Hamoud Al-Dalhami

Personal information
- Full name: Hamoud Abdallah Said Al-Dalhami
- Nationality: Oman
- Born: 7 November 1971 (age 54) Muscat, Oman
- Height: 1.72 m (5 ft 7+1⁄2 in)
- Weight: 65 kg (143 lb)

Sport
- Sport: Athletics
- Event: Sprint

Achievements and titles
- Personal bests: 100 m: 10.44 (1999) 200 m: 20.94 (1999)

= Hamoud Al-Dalhami =

Omani sprinter (born 1971)

Hamoud Abdallah Said Al-Dalhami (حمود عبد الله سيد الدلهمي; born November 7, 1971, in Muscat) is a retired Omani sprinter, who specialized in both 100 and 200 metres. He represented Oman in two editions of the Olympic Games (2000 and 2004), and also attained personal bests of 10.44 (100 metres) and 20.94 (200 metres) from the 1999 Pan Arab Championships in Beirut, Lebanon.
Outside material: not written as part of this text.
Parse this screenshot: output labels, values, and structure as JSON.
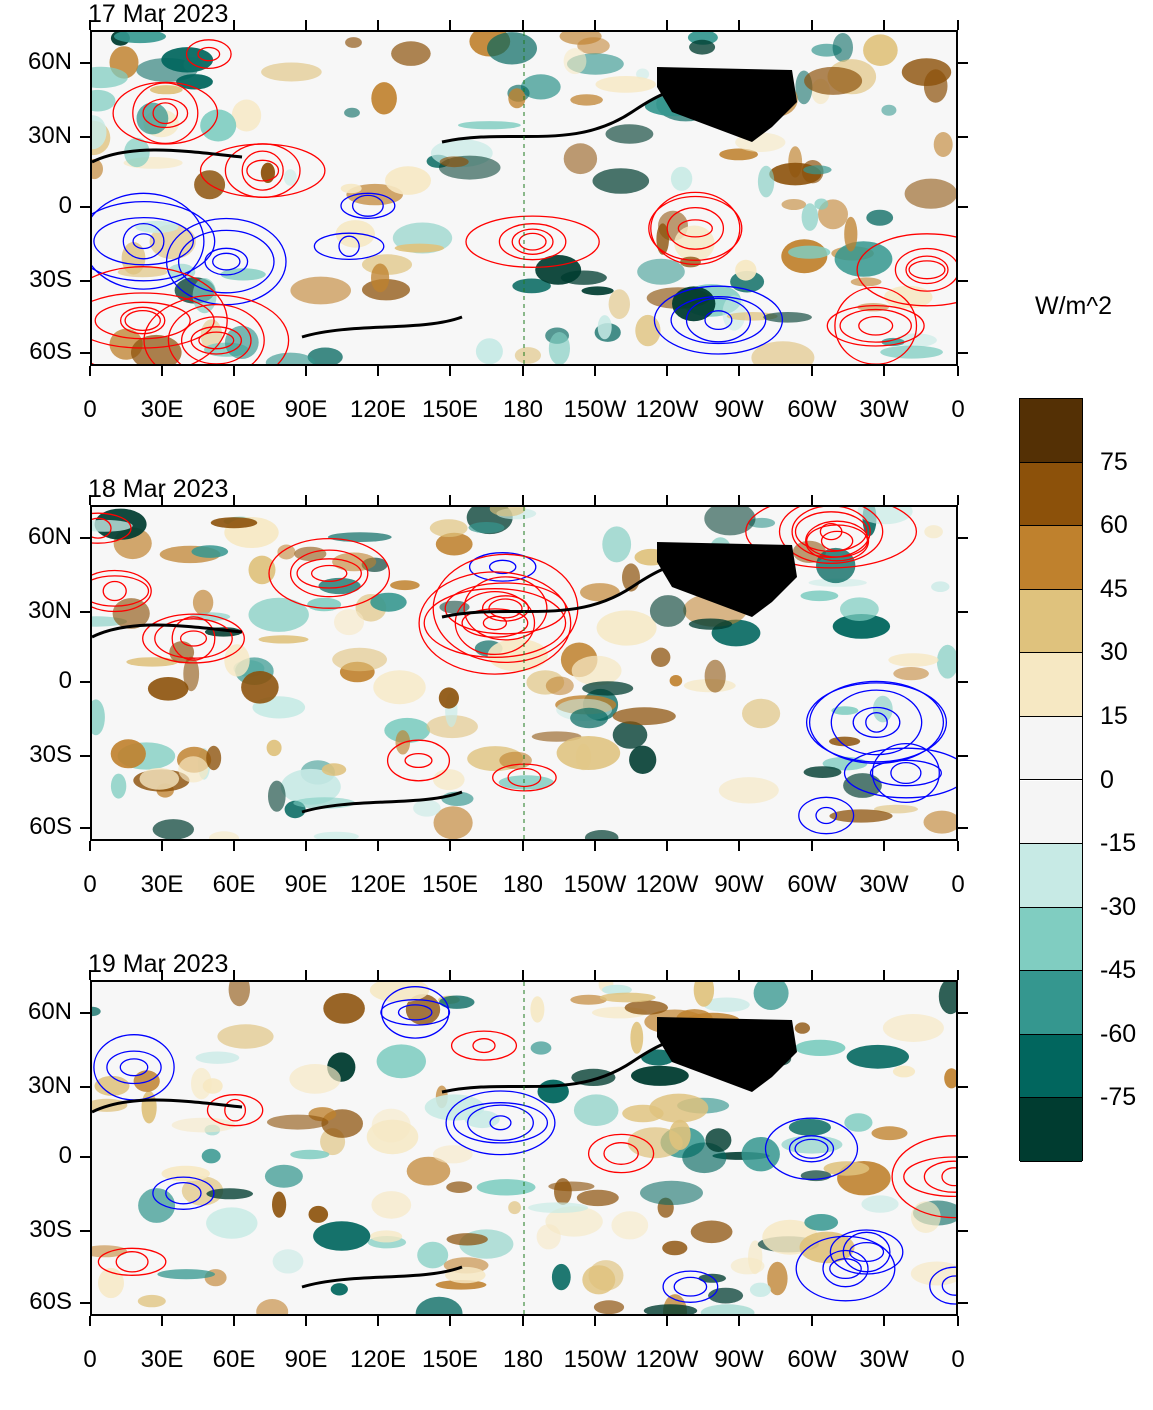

Al-Dalhami made his official debut at the 2000 Summer Olympics in Sydney, where he competed as a member of the Omani track and field team in the men's 4 × 100 m relay. Running the second leg in heat four, Al-Dalhami delivered the Omani foursome a seasonal best and a sixth-place time in 39.82, but finished twenty-eighth overall from the prelims.

At the 2002 Asian Games in Busan, South Korea, Al-Dalhami finished eighth in the 200 metres with a time of 21.25, trailing behind Japan's Shingo Suetsugu by almost a full second.
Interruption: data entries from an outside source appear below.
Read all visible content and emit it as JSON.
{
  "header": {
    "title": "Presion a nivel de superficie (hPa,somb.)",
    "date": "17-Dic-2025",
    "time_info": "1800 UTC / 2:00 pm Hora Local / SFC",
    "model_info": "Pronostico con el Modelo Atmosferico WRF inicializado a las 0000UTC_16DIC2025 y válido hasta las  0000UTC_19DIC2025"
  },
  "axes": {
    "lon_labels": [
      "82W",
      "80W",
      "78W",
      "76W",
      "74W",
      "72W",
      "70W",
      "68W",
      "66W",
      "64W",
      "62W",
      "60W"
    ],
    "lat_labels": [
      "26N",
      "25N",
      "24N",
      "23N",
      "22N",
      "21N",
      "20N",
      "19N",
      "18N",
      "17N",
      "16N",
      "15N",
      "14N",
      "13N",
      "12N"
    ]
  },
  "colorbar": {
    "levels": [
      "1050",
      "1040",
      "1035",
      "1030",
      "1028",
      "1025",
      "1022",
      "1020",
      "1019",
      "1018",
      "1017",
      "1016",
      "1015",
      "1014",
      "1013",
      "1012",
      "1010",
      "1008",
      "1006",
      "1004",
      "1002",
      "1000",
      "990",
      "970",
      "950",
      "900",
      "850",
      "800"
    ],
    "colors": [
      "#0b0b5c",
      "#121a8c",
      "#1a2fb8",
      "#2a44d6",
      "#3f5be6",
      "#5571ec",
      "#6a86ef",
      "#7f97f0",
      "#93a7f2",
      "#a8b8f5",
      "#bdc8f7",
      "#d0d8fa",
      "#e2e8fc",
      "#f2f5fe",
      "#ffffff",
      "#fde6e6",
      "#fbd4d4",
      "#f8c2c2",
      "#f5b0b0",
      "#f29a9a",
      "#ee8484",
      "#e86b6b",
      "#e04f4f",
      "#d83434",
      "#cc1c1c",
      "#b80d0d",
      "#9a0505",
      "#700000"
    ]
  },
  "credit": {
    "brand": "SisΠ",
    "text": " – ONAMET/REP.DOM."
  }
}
Four years after competing in his last Olympics, Al-Dalhami qualified for his second Omani team in the men's 200 metres at the 2004 Summer Olympics in Athens by receiving a wild card invitation from IAAF without an entry time. Running against seven other athletes in heat four, Al-Dalhami surpassed Japan's Ryo Matsuda to take the seventh spot by a full three-second gap in 21.82. Al-Dalhami failed to advance into the semifinals as he placed farther from two automatic slots for the next round and shared a forty-ninth overall position with Swaziland's Mphelave Dlamini from the prelims. Al-Dalhami was also appointed by the Oman Olympic Committee to carry the nation's flag in the opening ceremony.